A reviravolta eurasiática da Rússia
A Rússia é um país enorme que abrange todo um continente e, portanto, é muito difícil mudar sua dinâmica por causa de sua inércia. Entretanto, seria absurdo permitir que esta inércia nos conduzisse ao abismo. É por isso que as reformas (e outras emendas que precisam ser feitas) são muito difíceis de serem feitas.
A União Soviética entrou em colapso em 1991 e naquela época não sabíamos em que direção estávamos indo, então surgiu um dilema: seguir a agenda atlântica (ocidental) ou adotar uma posição radical eurasianista (anti-ocidental, mas abandonando a trajetória soviética e recuperando nosso caráter imperial). Infelizmente, as autoridades russas decidiram adotar idéias atlanticistas e nosso país começou a desmoronar.
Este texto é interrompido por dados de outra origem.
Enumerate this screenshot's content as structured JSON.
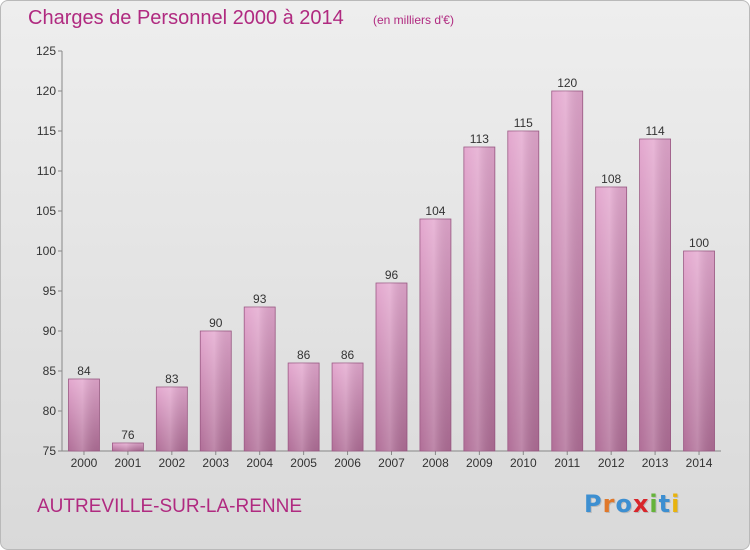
{
  "header": {
    "title": "Charges de Personnel 2000 à 2014",
    "subtitle": "(en milliers d'€)"
  },
  "footer": {
    "commune": "AUTREVILLE-SUR-LA-RENNE",
    "logo_letters": [
      {
        "char": "P",
        "color": "#3d8fd1"
      },
      {
        "char": "r",
        "color": "#e0782a"
      },
      {
        "char": "o",
        "color": "#3d8fd1"
      },
      {
        "char": "x",
        "color": "#d8262b"
      },
      {
        "char": "i",
        "color": "#65b33a"
      },
      {
        "char": "t",
        "color": "#3d8fd1"
      },
      {
        "char": "i",
        "color": "#e8b30e"
      }
    ]
  },
  "colors": {
    "accent": "#b02a80",
    "bar_top": "#e4a8cf",
    "bar_bottom": "#b06e97",
    "bar_edge": "#9c5a85"
  },
  "chart_data": {
    "type": "bar",
    "title": "Charges de Personnel 2000 à 2014",
    "subtitle": "(en milliers d'€)",
    "categories": [
      "2000",
      "2001",
      "2002",
      "2003",
      "2004",
      "2005",
      "2006",
      "2007",
      "2008",
      "2009",
      "2010",
      "2011",
      "2012",
      "2013",
      "2014"
    ],
    "values": [
      84,
      76,
      83,
      90,
      93,
      86,
      86,
      96,
      104,
      113,
      115,
      120,
      108,
      114,
      100
    ],
    "xlabel": "",
    "ylabel": "",
    "ylim": [
      75,
      125
    ],
    "yticks": [
      75,
      80,
      85,
      90,
      95,
      100,
      105,
      110,
      115,
      120,
      125
    ],
    "grid": false,
    "legend": "none",
    "data_labels": true
  }
}
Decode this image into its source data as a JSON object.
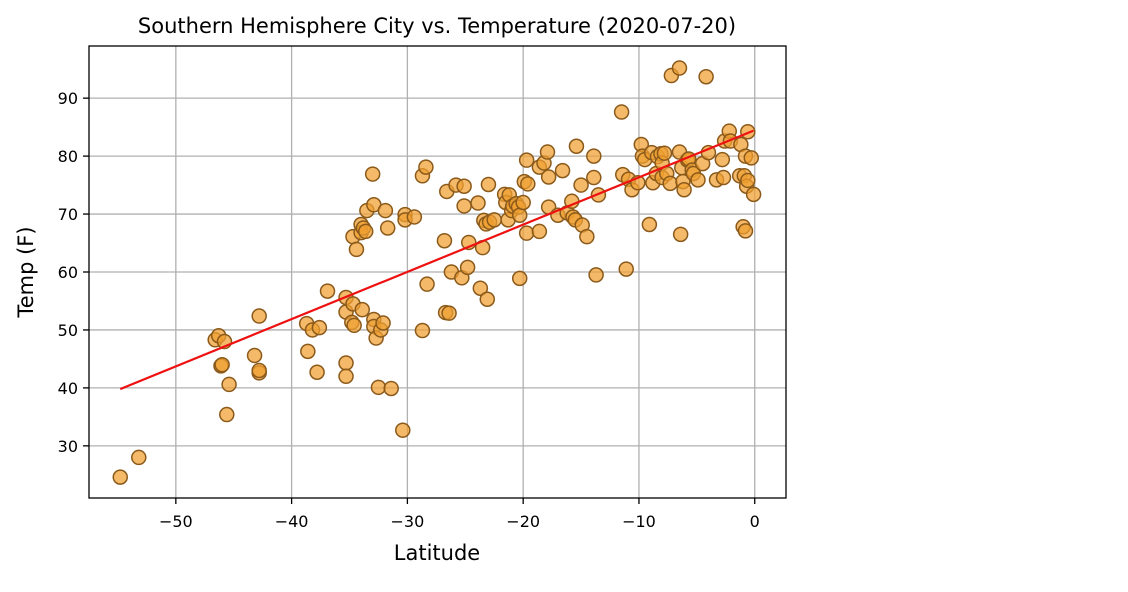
{
  "chart_data": {
    "type": "scatter",
    "title": "Southern Hemisphere City vs. Temperature (2020-07-20)",
    "xlabel": "Latitude",
    "ylabel": "Temp (F)",
    "xlim": [
      -57.5,
      2.7
    ],
    "ylim": [
      21,
      99
    ],
    "xticks": [
      -50,
      -40,
      -30,
      -20,
      -10,
      0
    ],
    "yticks": [
      30,
      40,
      50,
      60,
      70,
      80,
      90
    ],
    "grid": true,
    "colors": {
      "marker_fill": "#f0a030",
      "marker_edge": "#8b5a1a",
      "line": "#ee1111",
      "grid": "#b0b0b0"
    },
    "points": [
      [
        -54.8,
        24.6
      ],
      [
        -53.2,
        28.0
      ],
      [
        -46.6,
        48.3
      ],
      [
        -46.3,
        49.0
      ],
      [
        -46.1,
        43.8
      ],
      [
        -46.0,
        44.0
      ],
      [
        -45.8,
        48.0
      ],
      [
        -45.6,
        35.4
      ],
      [
        -45.4,
        40.6
      ],
      [
        -43.2,
        45.6
      ],
      [
        -42.8,
        52.4
      ],
      [
        -42.8,
        42.6
      ],
      [
        -42.8,
        43.0
      ],
      [
        -38.7,
        51.1
      ],
      [
        -38.6,
        46.3
      ],
      [
        -38.2,
        50.0
      ],
      [
        -37.8,
        42.7
      ],
      [
        -37.6,
        50.4
      ],
      [
        -36.9,
        56.7
      ],
      [
        -35.3,
        55.6
      ],
      [
        -35.3,
        53.1
      ],
      [
        -35.3,
        44.3
      ],
      [
        -35.3,
        42.0
      ],
      [
        -34.8,
        51.3
      ],
      [
        -34.7,
        54.5
      ],
      [
        -34.7,
        66.1
      ],
      [
        -34.6,
        50.8
      ],
      [
        -34.4,
        63.9
      ],
      [
        -34.0,
        68.2
      ],
      [
        -34.0,
        66.8
      ],
      [
        -33.9,
        53.5
      ],
      [
        -33.8,
        67.6
      ],
      [
        -33.6,
        67.0
      ],
      [
        -33.5,
        70.6
      ],
      [
        -33.0,
        76.9
      ],
      [
        -32.9,
        71.6
      ],
      [
        -32.9,
        51.8
      ],
      [
        -32.9,
        50.6
      ],
      [
        -32.7,
        48.6
      ],
      [
        -32.5,
        40.1
      ],
      [
        -32.3,
        50.0
      ],
      [
        -32.1,
        51.2
      ],
      [
        -31.9,
        70.6
      ],
      [
        -31.7,
        67.6
      ],
      [
        -31.4,
        39.9
      ],
      [
        -30.4,
        32.7
      ],
      [
        -30.2,
        69.9
      ],
      [
        -30.2,
        69.0
      ],
      [
        -29.4,
        69.5
      ],
      [
        -28.7,
        49.9
      ],
      [
        -28.7,
        76.6
      ],
      [
        -28.4,
        78.1
      ],
      [
        -28.3,
        57.9
      ],
      [
        -26.8,
        65.4
      ],
      [
        -26.7,
        53.0
      ],
      [
        -26.6,
        73.9
      ],
      [
        -26.4,
        52.9
      ],
      [
        -26.2,
        60.0
      ],
      [
        -25.8,
        75.0
      ],
      [
        -25.3,
        59.0
      ],
      [
        -25.1,
        74.8
      ],
      [
        -25.1,
        71.4
      ],
      [
        -24.8,
        60.8
      ],
      [
        -24.7,
        65.1
      ],
      [
        -23.9,
        71.9
      ],
      [
        -23.7,
        57.2
      ],
      [
        -23.5,
        64.2
      ],
      [
        -23.4,
        68.9
      ],
      [
        -23.2,
        68.3
      ],
      [
        -23.1,
        55.3
      ],
      [
        -23.0,
        75.1
      ],
      [
        -22.9,
        68.6
      ],
      [
        -22.5,
        69.0
      ],
      [
        -21.6,
        73.4
      ],
      [
        -21.5,
        72.0
      ],
      [
        -21.3,
        69.0
      ],
      [
        -21.2,
        73.3
      ],
      [
        -21.0,
        70.6
      ],
      [
        -20.9,
        71.4
      ],
      [
        -20.6,
        71.8
      ],
      [
        -20.4,
        71.2
      ],
      [
        -20.3,
        69.8
      ],
      [
        -20.3,
        58.9
      ],
      [
        -20.0,
        72.0
      ],
      [
        -19.9,
        75.6
      ],
      [
        -19.7,
        66.7
      ],
      [
        -19.7,
        79.3
      ],
      [
        -19.6,
        75.2
      ],
      [
        -18.6,
        78.1
      ],
      [
        -18.6,
        67.0
      ],
      [
        -18.2,
        78.8
      ],
      [
        -17.9,
        80.7
      ],
      [
        -17.8,
        76.4
      ],
      [
        -17.8,
        71.2
      ],
      [
        -17.0,
        69.8
      ],
      [
        -16.6,
        77.5
      ],
      [
        -16.2,
        70.2
      ],
      [
        -15.8,
        72.2
      ],
      [
        -15.7,
        69.5
      ],
      [
        -15.5,
        69.0
      ],
      [
        -15.4,
        81.7
      ],
      [
        -15.0,
        75.0
      ],
      [
        -14.9,
        68.1
      ],
      [
        -14.5,
        66.1
      ],
      [
        -13.9,
        80.0
      ],
      [
        -13.9,
        76.3
      ],
      [
        -13.7,
        59.5
      ],
      [
        -13.5,
        73.3
      ],
      [
        -11.5,
        87.6
      ],
      [
        -11.4,
        76.8
      ],
      [
        -11.1,
        60.5
      ],
      [
        -10.9,
        76.0
      ],
      [
        -10.6,
        74.2
      ],
      [
        -10.1,
        75.4
      ],
      [
        -9.8,
        82.0
      ],
      [
        -9.7,
        80.0
      ],
      [
        -9.5,
        79.4
      ],
      [
        -9.1,
        68.2
      ],
      [
        -8.9,
        80.6
      ],
      [
        -8.8,
        75.4
      ],
      [
        -8.5,
        77.0
      ],
      [
        -8.4,
        79.9
      ],
      [
        -8.1,
        80.4
      ],
      [
        -8.0,
        76.3
      ],
      [
        -8.0,
        78.8
      ],
      [
        -7.8,
        80.5
      ],
      [
        -7.6,
        77.0
      ],
      [
        -7.3,
        75.3
      ],
      [
        -7.2,
        93.9
      ],
      [
        -6.5,
        95.2
      ],
      [
        -6.5,
        80.7
      ],
      [
        -6.4,
        66.5
      ],
      [
        -6.3,
        78.0
      ],
      [
        -6.2,
        75.6
      ],
      [
        -6.1,
        74.2
      ],
      [
        -5.8,
        79.3
      ],
      [
        -5.7,
        79.5
      ],
      [
        -5.4,
        77.6
      ],
      [
        -5.3,
        77.0
      ],
      [
        -4.9,
        75.9
      ],
      [
        -4.5,
        78.7
      ],
      [
        -4.2,
        93.7
      ],
      [
        -4.0,
        80.6
      ],
      [
        -3.3,
        75.9
      ],
      [
        -2.8,
        79.4
      ],
      [
        -2.7,
        76.3
      ],
      [
        -2.6,
        82.6
      ],
      [
        -2.2,
        84.3
      ],
      [
        -2.1,
        82.6
      ],
      [
        -1.3,
        76.6
      ],
      [
        -1.2,
        82.0
      ],
      [
        -1.0,
        67.8
      ],
      [
        -0.9,
        76.6
      ],
      [
        -0.8,
        67.1
      ],
      [
        -0.8,
        80.0
      ],
      [
        -0.7,
        74.8
      ],
      [
        -0.6,
        75.8
      ],
      [
        -0.6,
        84.2
      ],
      [
        -0.3,
        79.7
      ],
      [
        -0.1,
        73.4
      ]
    ],
    "regression": {
      "x": [
        -54.8,
        -0.1
      ],
      "y": [
        39.8,
        84.4
      ]
    }
  }
}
O núcleo duro de nosso Império sobreviveu por um milagre, embora ao longo dos anos 90 a Rússia tenha seguido um rumo pró-ocidental.
Foi neste ponto que Putin apareceu inesperadamente e mudou o rumo que estávamos tomando. Esta volta foi imperfeita e a meio caminho: em vez de ser uma volta de 180°, nós só fizemos 90° e esta linha perpendicular nunca foi cruzada. Parte de nós ainda obedecia ao Ocidente e parte de nós não, mas como resultado, o eurasianismo deixou de ser uma teoria e tornou-se uma realidade (embora inconsistente e fragmentária). O eurasianismo conquistou uma pequena vitória.
Nos últimos 22 anos, o continente russo tem seguido o caminho que Putin traçou desde aquela curva de 90°. Entretanto, durante o mandato de Medvedev entre 2008 e 2012, foram feitas tentativas para restaurar a agenda ocidental (daí as visitas patrocinadas por Friedman de Medvedev ao Conselho de Relações Exteriores, a tentativa fracassada de Hillary Clinton de restaurar as relações com a Rússia, os traiçoeiros pactos Jurgens e Gontmakher, a visita de Brzezinski em apoio ao segundo mandato de Medvedev, e muitas outras coisas desagradáveis que aconteceram na época). Agora Medvedev deixou de ser um "atlanticista a serviço do sistema" para ser um "eurasianista a serviço do sistema".
Quando tudo parecia perdido Putin voltou ao poder e mais uma vez restabeleceu o habitual rumo de 90° que não era nem atlantista nem eurasianista, mas uma espécie de copo meio vazio e meio cheio que nunca se consolidou. Pouco depois, em 2014, o surto da Maidan, a primavera russa, a reincorporação da Crimeia e a insurreição Novorussa reimpuseram o eurasianismo. Entretanto, os liberais fizeram tudo o que puderam para reverter este processo, assinando os acordos de Minsk, as conspirações Greff (Sberbank não funcionaria nas perversões da Crimea e Danya Milokhin), a agenda Covid e todo tipo de loucuras que aconteceram nos últimos oito anos.
O início da operação militar especial na Ucrânia em 24 de fevereiro de 2022 nos colocou novamente no caminho do eurasianismo, a diferença é que desta vez entramos em confronto direto com o Ocidente, que financia as marionetes que hoje bombardeiam as cidades habitadas pela Rússia. Dirão sempre que este conflito foi "iniciado por nós", mas na realidade estas são idéias geopolíticas que os atlantistas há muito vêm defendendo e sempre tentam colocar em prática. Tudo isso nos leva a dizer que a era do compromisso acabou e que devemos abraçar o eurasianismo. Os compromissos anteriores de Putin com o atlantismo provaram ser insustentáveis.
No entanto, a inércia do longo curso de nosso país nos impedirá de mudar repentinamente a direção para a qual estamos caminhando. O confronto com a civilização ocidental exigirá mudanças fundamentais e não sabemos quanto tempo levará para fazer essas mudanças. Este é um movimento imprevisível e errático que levará tempo para se afundar no nível de um estado tão grande. As posições de Putin do início dos anos 2000 são tão inaceitáveis quanto as dos liberais dos anos 90. O importante sobre a operação especial é que ela nos permitiu tomar uma nova direção e a Rússia está agora se movendo em uma direção muito diferente daquela em que estávamos indo originalmente.
Ninguém está pronto para abraçar a mudança, mas a mudança sempre vence no final. A operação especial na Ucrânia lançou as bases para uma teologia política russa verdadeiramente autêntica que trará das cinzas o Império do Fim. Creio que entramos numa nova etapa da história russa que certamente será a última se levarmos em conta o contexto escatológico da apostasia universal que reina hoje. Estamos nos aproximando da época para a qual Deus criou nosso povo.